Foreclosure timelines continue to increase, thanks in part of the recent robosigning allegations and related moratoria, according to the September Mortgage Monitor report released by Lender Processing Services.
The average number of days mortgages are delinquent in five judicial states (New York, Florida, New Jersey, Hawaii and Maine) now exceeds 500 days.
Judicial foreclosures generally take longer to process because they are handled through the courts, and we all know how that goes…
As of the end of September, nearly a third of 90 day + delinquencies could be categorized as “extremely delinquent,” meaning the borrower hasn’t made mortgage payments for 12 months or more.

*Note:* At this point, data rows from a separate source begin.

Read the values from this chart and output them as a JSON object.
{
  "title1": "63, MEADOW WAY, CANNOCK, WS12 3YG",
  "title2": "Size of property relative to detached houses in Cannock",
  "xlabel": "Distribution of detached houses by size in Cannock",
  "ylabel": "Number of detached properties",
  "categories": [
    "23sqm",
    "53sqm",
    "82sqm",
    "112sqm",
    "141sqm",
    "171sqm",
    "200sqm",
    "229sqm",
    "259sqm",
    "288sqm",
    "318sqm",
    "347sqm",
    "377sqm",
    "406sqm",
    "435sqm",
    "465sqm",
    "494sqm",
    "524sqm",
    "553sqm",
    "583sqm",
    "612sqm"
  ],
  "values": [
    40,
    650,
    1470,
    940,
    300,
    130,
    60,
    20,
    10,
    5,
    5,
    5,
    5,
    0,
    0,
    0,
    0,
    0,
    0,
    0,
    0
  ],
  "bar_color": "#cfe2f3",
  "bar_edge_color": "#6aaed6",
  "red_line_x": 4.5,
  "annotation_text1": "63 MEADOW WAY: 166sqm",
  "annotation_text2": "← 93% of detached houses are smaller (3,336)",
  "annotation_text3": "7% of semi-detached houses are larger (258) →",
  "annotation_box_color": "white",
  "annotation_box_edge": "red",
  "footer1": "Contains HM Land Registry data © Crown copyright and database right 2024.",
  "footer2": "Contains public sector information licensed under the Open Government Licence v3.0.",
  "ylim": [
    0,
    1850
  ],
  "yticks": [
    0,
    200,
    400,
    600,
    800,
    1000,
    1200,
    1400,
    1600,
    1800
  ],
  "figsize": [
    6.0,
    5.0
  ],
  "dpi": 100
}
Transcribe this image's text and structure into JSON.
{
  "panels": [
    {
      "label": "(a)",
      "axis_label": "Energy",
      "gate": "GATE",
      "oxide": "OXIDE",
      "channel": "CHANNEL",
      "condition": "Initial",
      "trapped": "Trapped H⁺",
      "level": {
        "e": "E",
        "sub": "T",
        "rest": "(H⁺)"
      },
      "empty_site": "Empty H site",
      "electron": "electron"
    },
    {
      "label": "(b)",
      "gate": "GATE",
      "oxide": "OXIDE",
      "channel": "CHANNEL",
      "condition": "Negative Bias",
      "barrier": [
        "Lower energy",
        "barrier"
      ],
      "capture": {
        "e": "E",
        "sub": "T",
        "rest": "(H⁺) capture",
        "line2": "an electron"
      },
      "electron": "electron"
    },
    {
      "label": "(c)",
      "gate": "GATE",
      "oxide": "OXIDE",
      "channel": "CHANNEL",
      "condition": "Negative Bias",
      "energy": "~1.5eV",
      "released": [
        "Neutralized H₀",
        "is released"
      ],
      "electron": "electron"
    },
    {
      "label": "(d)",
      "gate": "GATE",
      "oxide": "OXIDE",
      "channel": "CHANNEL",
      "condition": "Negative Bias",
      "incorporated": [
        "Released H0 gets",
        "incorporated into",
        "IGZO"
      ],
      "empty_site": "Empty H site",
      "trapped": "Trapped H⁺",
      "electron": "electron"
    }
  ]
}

“The average days delinquent for loans in the 90-days-or-greater delinquency category is 316 days, and the average loan in foreclosure has not had a payment made in 484 days, or roughly 16 months,” LPS said in a press release.
Clearly this is costing the banks, and once these homes are lost, the shadow inventory will be that much bigger, and home prices will come under even more downward pressure.
Last month, 275,000 loans started foreclosure, but delinquencies fell 7.8 percent from a year earlier.
And 1.13 million loans that were current at the beginning of the year are now at least 60 days delinquent or in foreclosure.
Nationwide, more than 4.3 million loans are at least 90 days delinquent or in foreclosure.